I am reading with interest that in the USA a new discussion is on about a revival for nuclear energy, with an aggressive build-up of new nuclear reactors. Although some groups in Germany may hope for a similar debate in this country, I see it as a marginal minority position. What finds far more support, is the more conventional idea of extending the permitted life time for nuclear reactors. Many people from industry are demanding exactly that. But the motive tends to be only that an extended life time would simply take some steam out of the energy debate.
If the nuclear phase-out appears as an irreversible decision, if renewable sources of energy are simply too expensive to be a serious candidate for replacing all of today’s nuclear plants, what could then be the solution? Leaving out coal, the major cause for the greenhouse effect, I am inclined to think of a systematic worldwide strategy of opening an entirely different option, which tends to be left out and forgotten by mainstream energy planners. It is a systematic approach to increase energy efficiency.
What is that? Essentially energy efficiency or rather energy productivity mean to extract more well-being from one kilowatt-hour or from one barrel of oil. Surprisingly, the physics of energy do invite for speculations of a dramatic improvement of energy productivity. One kilowatt-hour, after all, is enough, to lift a ten kilograms bucket of water three times from the sea level to the top of Mount Everest. What we do with one kilowatt hour, is extremely poor by comparison, chiefly because energy is so fabulously cheap.
With my friend Amory Lovins, I dared to put it on paper what kind of technological improvements are available. In our book “Factor Four” we feature twenty examples of how to quadruple energy productivity, and some of them actually go much beyond a factor of four.

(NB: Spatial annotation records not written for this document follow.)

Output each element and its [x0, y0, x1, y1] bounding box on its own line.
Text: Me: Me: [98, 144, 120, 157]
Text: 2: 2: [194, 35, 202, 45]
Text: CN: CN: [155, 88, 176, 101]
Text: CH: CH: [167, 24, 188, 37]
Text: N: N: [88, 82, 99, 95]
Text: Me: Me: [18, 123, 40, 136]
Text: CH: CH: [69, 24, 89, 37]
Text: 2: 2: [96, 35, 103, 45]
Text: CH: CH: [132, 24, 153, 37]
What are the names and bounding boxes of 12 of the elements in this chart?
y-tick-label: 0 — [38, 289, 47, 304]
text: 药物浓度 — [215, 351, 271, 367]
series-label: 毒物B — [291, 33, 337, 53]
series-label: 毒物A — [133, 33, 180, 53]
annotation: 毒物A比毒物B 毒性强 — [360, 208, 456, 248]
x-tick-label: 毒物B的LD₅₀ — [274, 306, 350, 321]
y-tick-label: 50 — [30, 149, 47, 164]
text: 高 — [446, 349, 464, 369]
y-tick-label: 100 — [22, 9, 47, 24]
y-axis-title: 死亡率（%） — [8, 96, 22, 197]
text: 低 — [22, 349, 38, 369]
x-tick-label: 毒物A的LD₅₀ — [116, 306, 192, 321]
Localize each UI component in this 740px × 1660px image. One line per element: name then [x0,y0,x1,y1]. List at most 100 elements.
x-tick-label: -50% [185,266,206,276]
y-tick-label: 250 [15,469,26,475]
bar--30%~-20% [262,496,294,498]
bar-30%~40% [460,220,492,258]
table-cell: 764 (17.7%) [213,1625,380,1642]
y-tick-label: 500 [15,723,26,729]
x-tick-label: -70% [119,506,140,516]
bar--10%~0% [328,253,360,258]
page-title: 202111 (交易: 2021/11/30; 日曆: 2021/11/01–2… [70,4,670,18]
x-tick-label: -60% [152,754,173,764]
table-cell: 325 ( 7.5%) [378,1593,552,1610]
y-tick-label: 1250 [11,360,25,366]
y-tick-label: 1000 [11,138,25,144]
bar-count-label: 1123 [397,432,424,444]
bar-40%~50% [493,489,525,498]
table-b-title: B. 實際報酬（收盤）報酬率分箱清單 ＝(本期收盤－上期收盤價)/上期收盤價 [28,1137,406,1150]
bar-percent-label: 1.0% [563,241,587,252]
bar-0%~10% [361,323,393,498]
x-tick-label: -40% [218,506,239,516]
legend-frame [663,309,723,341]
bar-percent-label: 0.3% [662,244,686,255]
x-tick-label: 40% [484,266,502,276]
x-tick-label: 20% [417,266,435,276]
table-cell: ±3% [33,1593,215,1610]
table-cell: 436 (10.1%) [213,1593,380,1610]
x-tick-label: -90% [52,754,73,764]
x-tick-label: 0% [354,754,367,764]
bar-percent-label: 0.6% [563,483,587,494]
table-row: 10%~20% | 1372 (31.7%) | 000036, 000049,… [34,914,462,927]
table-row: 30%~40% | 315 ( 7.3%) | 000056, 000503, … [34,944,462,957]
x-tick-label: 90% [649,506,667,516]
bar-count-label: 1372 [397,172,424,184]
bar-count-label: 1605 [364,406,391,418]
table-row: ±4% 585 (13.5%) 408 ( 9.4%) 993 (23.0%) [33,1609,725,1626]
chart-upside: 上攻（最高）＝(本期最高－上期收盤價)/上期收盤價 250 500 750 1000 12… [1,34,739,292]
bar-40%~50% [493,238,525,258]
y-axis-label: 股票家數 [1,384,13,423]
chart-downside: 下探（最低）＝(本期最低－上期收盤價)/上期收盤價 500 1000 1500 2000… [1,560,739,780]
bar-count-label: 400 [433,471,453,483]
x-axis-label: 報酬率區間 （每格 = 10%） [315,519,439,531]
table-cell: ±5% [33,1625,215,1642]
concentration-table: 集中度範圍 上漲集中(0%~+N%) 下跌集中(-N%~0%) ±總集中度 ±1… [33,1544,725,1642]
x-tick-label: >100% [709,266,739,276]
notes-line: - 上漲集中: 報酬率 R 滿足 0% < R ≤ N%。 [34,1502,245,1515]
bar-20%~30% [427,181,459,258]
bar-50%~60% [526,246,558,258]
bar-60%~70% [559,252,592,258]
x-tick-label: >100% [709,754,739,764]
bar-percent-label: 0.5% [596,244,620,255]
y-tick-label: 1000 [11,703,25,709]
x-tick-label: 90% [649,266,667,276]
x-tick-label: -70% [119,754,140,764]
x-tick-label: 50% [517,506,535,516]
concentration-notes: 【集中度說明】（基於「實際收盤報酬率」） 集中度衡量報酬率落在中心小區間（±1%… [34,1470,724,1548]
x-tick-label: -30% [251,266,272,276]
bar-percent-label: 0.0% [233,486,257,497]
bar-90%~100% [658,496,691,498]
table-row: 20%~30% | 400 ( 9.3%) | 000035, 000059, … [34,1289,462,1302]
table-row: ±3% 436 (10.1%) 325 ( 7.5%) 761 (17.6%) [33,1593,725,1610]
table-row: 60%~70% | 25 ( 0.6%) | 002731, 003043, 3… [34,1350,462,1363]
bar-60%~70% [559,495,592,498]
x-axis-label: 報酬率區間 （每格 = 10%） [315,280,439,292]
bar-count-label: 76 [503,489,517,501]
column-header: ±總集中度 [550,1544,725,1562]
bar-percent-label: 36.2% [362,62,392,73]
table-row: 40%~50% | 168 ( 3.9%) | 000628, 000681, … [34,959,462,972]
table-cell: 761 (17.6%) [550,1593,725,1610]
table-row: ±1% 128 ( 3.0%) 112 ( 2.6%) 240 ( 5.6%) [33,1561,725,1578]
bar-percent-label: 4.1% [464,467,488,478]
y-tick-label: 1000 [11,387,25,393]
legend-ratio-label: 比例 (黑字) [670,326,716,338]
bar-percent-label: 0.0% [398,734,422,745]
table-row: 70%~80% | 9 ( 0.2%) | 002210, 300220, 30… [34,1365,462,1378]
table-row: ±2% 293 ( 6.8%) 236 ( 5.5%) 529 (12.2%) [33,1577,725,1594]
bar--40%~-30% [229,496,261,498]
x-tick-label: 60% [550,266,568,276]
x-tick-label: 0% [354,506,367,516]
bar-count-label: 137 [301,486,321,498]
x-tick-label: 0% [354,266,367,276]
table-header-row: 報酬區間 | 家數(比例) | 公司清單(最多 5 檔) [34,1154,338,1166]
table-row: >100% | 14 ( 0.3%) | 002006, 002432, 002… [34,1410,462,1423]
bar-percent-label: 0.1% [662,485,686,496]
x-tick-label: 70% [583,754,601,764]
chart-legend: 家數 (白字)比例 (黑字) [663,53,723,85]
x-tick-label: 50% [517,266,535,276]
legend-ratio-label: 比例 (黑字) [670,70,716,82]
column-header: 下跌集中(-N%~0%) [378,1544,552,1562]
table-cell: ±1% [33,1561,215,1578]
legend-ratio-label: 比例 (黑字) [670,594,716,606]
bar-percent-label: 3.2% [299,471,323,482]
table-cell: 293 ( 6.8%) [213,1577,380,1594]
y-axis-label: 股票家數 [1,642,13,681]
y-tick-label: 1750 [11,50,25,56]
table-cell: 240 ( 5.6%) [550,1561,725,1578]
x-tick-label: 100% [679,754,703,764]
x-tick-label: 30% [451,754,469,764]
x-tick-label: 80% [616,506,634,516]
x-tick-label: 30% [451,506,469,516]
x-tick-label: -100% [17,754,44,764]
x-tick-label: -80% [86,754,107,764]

The main challenge politically will be to make it profitable to go in the direction of aggressively increasing energy productivity. You would not be prepared to carry a ten litres bucket three times up to Mount Everest for anything like the price we pay for one kilowatt hour.
Emissions trading, a revenue neutral ecological tax reform, and de- subsidizing energy consuming industrial and transportation activities can lead us a long way of making energy productivity more profitable.
Bundesregierung. Vereinbarung zwischen der Bundesregierung und den Energieversorgungsunternehmen vom 14. Juni 2000. Berlin.
Jungk, Robert. 1977. Der Atomstaat. Munich. Kindler
Von Weizsäcker, Ernst Ulrich, Amory Lovins and Hunter Lovins. 1997. Factor Four. Doubling Wealth, Halving Resource Use. London: Earthscan.